Bu 2 saldırı, Türkiye'yi daha da güçlendirdi. Türkiye yapılan 2
büyük saldırıya rağmen, 2013 yılını başarılarla, rekorlarla, önemli
reformlarla geride bıraktı. Bu 2 saldırı, hiç şüpheniz olmasın,
Türkiye'yi daha da güçlendirdi. 2014 yılı, inşallah, 2013 yılından
çok daha iyi, çok daha başarılı bir yıl olacak. Ekonomide, bu saldırıların yol açtığı kayıpları
telafi edecek, inşallah yeni ve daha yüksek rekorlarla ülkemizi
tanıştıracağız. Her 2 saldırının da hedef aldığı, hızlı tren,
3'üncü köprü, havalimanı, Nükleer Santral, Boğaz'a ikinci tüp geçit
gibi, onun yanında Kanal İstanbul gibi küresel projelerimizi hız
kesmeden sürdürecek, inşallah yenilerine başlayacağız. Çözüm
sürecini, bu saldırı ve sabotaj girişimlerine rağmen güçlü şekilde
muhafaza edecek, süreci daha ileri seviyelere taşıyacak,
kardeşliğimizi pekiştirecek ve Türkiye'nin ufkunu ve umudunu daha
da genişleteceğiz. En önemlisi de, demokratikleşme reformlarımıza
ivme kazandıracağız. Her saldırıyla birlikte kan kaybeden vesayet
sistemi, bilesiniz ki Türkiye'ye de daha fazla reform yapma imkanı
tanıyor. Vesayet girişimleri zayıfladıkça, Türkiye'nin reform
iradesi güçleniyor.
"BU SÜREÇTE HAYIR DUALARINIZI ÜLKEMİZ VE MİLLETİMİZDEN
ESİRGEMEYİN"
Korku, sindirme ve istismar siyasetinin devre dışı kaldığı bir ortamda, siyasetin
reform kapasitesi daha da artacak, 76 milyonu kucaklayan, 76
milyonun her bir ferdinin sorunlarına daha fazla ihtimam gösteren
bir süreç başlamış olacak. Sizlerden, 2023 hedefleri için, 2053 ve
2071 hedefleri için, büyük Türkiye ideali için, umudunuzu,
heyecanınızı her daim diri tutmanızı özellikle rica ediyorum. Hiç
endişeniz olmasın: Türkiye emin ellerde, geleceğe doğru yürüyüşünü
kararlı şekilde sürdürüyor. Dualarla kurulmuş devletimiz,
milletimizin hayır dualarıyla, elbette emekle, gayretle, adaletle,
çok daha aydınlık yarınlara doğru koşuyor. Bu süreçte hayır
dualarınızı ülkemiz ve milletimizden esirgemeyin.

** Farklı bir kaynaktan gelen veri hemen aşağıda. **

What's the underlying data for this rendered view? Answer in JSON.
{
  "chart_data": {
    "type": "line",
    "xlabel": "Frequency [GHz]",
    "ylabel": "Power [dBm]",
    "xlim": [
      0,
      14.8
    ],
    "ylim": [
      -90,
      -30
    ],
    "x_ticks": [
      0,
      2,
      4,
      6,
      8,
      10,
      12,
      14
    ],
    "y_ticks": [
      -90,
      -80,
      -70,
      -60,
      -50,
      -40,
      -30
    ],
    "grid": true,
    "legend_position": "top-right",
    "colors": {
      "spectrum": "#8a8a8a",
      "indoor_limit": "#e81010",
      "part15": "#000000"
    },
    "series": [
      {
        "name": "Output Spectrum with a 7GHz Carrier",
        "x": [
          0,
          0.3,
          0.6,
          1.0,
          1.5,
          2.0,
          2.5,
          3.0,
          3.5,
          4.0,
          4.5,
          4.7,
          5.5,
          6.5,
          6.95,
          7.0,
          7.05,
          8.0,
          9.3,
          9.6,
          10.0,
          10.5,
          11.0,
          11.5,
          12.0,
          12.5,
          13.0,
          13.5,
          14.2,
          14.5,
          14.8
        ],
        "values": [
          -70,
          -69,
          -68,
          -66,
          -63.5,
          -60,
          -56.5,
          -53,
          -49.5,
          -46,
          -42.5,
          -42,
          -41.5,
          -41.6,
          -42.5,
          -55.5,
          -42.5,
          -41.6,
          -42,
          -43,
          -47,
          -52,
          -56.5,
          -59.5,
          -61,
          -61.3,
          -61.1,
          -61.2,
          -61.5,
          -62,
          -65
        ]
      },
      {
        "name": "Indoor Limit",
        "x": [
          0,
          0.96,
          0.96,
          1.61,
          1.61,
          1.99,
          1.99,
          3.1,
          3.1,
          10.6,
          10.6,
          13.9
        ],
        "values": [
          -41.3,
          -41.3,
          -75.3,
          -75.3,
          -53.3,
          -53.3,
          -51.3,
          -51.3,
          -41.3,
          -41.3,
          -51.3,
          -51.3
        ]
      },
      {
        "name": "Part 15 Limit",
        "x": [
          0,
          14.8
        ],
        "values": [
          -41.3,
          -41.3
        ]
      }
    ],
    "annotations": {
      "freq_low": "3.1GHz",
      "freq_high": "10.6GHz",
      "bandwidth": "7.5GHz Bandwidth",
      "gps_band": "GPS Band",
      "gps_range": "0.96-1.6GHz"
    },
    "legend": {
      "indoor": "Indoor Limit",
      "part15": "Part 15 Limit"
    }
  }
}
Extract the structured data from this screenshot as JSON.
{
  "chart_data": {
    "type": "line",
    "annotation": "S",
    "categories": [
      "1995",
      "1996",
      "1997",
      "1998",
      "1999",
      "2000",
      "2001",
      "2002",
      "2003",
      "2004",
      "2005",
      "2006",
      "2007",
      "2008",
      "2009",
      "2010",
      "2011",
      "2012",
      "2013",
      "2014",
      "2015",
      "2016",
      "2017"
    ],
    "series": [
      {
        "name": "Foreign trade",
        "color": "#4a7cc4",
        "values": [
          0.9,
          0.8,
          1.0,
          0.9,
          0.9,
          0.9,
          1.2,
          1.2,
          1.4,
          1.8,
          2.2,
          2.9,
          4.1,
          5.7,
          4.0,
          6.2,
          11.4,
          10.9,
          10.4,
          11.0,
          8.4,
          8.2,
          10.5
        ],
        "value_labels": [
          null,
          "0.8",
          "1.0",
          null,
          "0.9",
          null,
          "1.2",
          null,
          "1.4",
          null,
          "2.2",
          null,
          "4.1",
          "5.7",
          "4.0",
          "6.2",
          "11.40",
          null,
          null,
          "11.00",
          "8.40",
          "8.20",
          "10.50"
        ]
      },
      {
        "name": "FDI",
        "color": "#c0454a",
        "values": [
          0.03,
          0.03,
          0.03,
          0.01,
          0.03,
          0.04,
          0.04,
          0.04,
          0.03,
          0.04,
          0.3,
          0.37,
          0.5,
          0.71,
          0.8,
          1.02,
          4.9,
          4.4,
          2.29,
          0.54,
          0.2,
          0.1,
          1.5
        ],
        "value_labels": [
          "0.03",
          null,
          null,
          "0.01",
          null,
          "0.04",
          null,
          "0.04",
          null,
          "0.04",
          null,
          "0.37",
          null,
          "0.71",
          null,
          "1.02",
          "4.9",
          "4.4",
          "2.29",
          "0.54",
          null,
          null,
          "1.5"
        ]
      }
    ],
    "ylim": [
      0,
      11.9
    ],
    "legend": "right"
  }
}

BAŞBAKAN ERDOĞAN İSTİKLAL MARŞI'NI OKUDU
Mehmet Akif'i vefatının 77'inci yıl dönümünde, hürmetle ve rahmetle
yad ettiğini dile getiren Başbakan Erdoğan, İstiklal Marşı'nda yer
alan, şu dizeleri okudu: "Ruhumun senden ilahi, şudur ancak emeli,
Değmesin mabedimin göğsüne namahrem eli, Bu ezanlar ki şehadetleri
dinin temeli, Ebedi, yurdumun üstünde benim inlemeli." Bu duaya
amin diyor, yeni yılın ülkemiz, milletimiz ve tüm insanlık için
tekrar hayırlara vesile olmasını diliyor, ailenizle,
sevdiklerinizle, 76 milyon hep birlikte, barış, huzur, refah dolu
nice yıllara erişmenizi Rabbimden niyaz ediyorum."